Kan ile ilgili birleşik kelimeler
- Kan akçesi: Eski hukukta, birini yaralayandan ya da öldürenden alınıp yaralanana ya da ölenin mirasçılarına verilen para.
- Kan taşı: Yüzük ve mühür yapılan damarlı, kırmızı akik türü.
- Kan bağı ailesi: (toplum bilim) Sanayi devrimi öncesi toplumlarda, çekirdek ve karı koca ailesi öncesinde görülen, aynı kandan, aynı soydan gelen bireylerin oluşturdukları bir büyük aile türü.
- Kan davası: (toplum bilim) Geçmişte aralarında kan dökülmüş olması ya da başka bir nedenle kökleşmiş bir düşmanlık bulunan iki ailenin ya da ilkel topluluğun karşılıklı kan gütmesi. Kan davası özellikle ilkeller arasında çok yaygındır, kendi ilkeleri vardır, kurumsallaşmış ve gelenekselleşmiştir. Ama çok çok yanlıştır.

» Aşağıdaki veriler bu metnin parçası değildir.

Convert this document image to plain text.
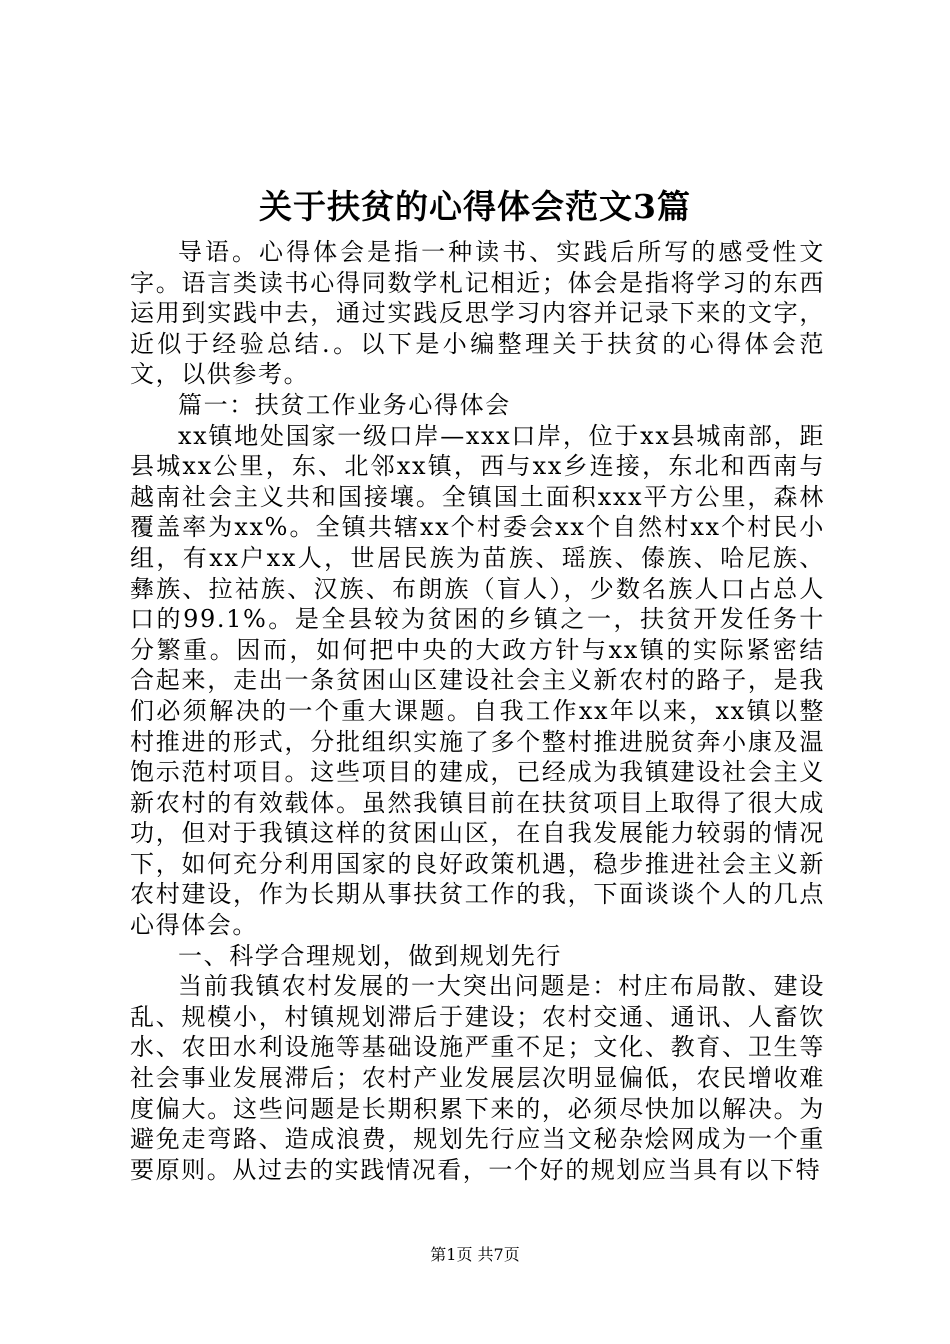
关于扶贫的心得体会范文3篇

导语。心得体会是指一种读书、实践后所写的感受性文字。语言类读书心得同数学札记相近；体会是指将学习的东西运用到实践中去，通过实践反思学习内容并记录下来的文字，近似于经验总结.。以下是小编整理关于扶贫的心得体会范文，以供参考。

篇一：扶贫工作业务心得体会

xx镇地处国家一级口岸—xxx口岸，位于xx县城南部，距县城xx公里，东、北邻xx镇，西与xx乡连接，东北和西南与越南社会主义共和国接壤。全镇国土面积xxx平方公里，森林覆盖率为xx%。全镇共辖xx个村委会xx个自然村xx个村民小组，有xx户xx人，世居民族为苗族、瑶族、傣族、哈尼族、彝族、拉祜族、汉族、布朗族（盲人），少数名族人口占总人口的99.1%。是全县较为贫困的乡镇之一，扶贫开发任务十分繁重。因而，如何把中央的大政方针与xx镇的实际紧密结合起来，走出一条贫困山区建设社会主义新农村的路子，是我们必须解决的一个重大课题。自我工作xx年以来，xx镇以整村推进的形式，分批组织实施了多个整村推进脱贫奔小康及温饱示范村项目。这些项目的建成，已经成为我镇建设社会主义新农村的有效载体。虽然我镇目前在扶贫项目上取得了很大成功，但对于我镇这样的贫困山区，在自我发展能力较弱的情况下，如何充分利用国家的良好政策机遇，稳步推进社会主义新农村建设，作为长期从事扶贫工作的我，下面谈谈个人的几点心得体会。

一、科学合理规划，做到规划先行

当前我镇农村发展的一大突出问题是：村庄布局散、建设乱、规模小，村镇规划滞后于建设；农村交通、通讯、人畜饮水、农田水利设施等基础设施严重不足；文化、教育、卫生等社会事业发展滞后；农村产业发展层次明显偏低，农民增收难度偏大。这些问题是长期积累下来的，必须尽快加以解决。为避免走弯路、造成浪费，规划先行应当文秘杂烩网成为一个重要原则。从过去的实践情况看，一个好的规划应当具有以下特

第1页 共7页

- Kan hısımlığı: Soy akrabalığı.
- Kan kardeşi: Birlerinin akan kanlarını temas ettirme yoluyla kardeşlik andı içerek kardeş olanlardan her biri, ant kardeşi.
- Kan kardeşliği: İki kişinin, kanlarını karıştırmalarıyla kurulan ve her ikisine de gerçek kardeşler arasındaki hak ve görevlerin tıpkısını yükleyen dostluk bağı.
- Kan karışıklığı: İki ya da daha çok ırkın karışması durumu.
- Kan korkusu (yılgısı): (psikoloji) Kan karşısında korku duyma durumu.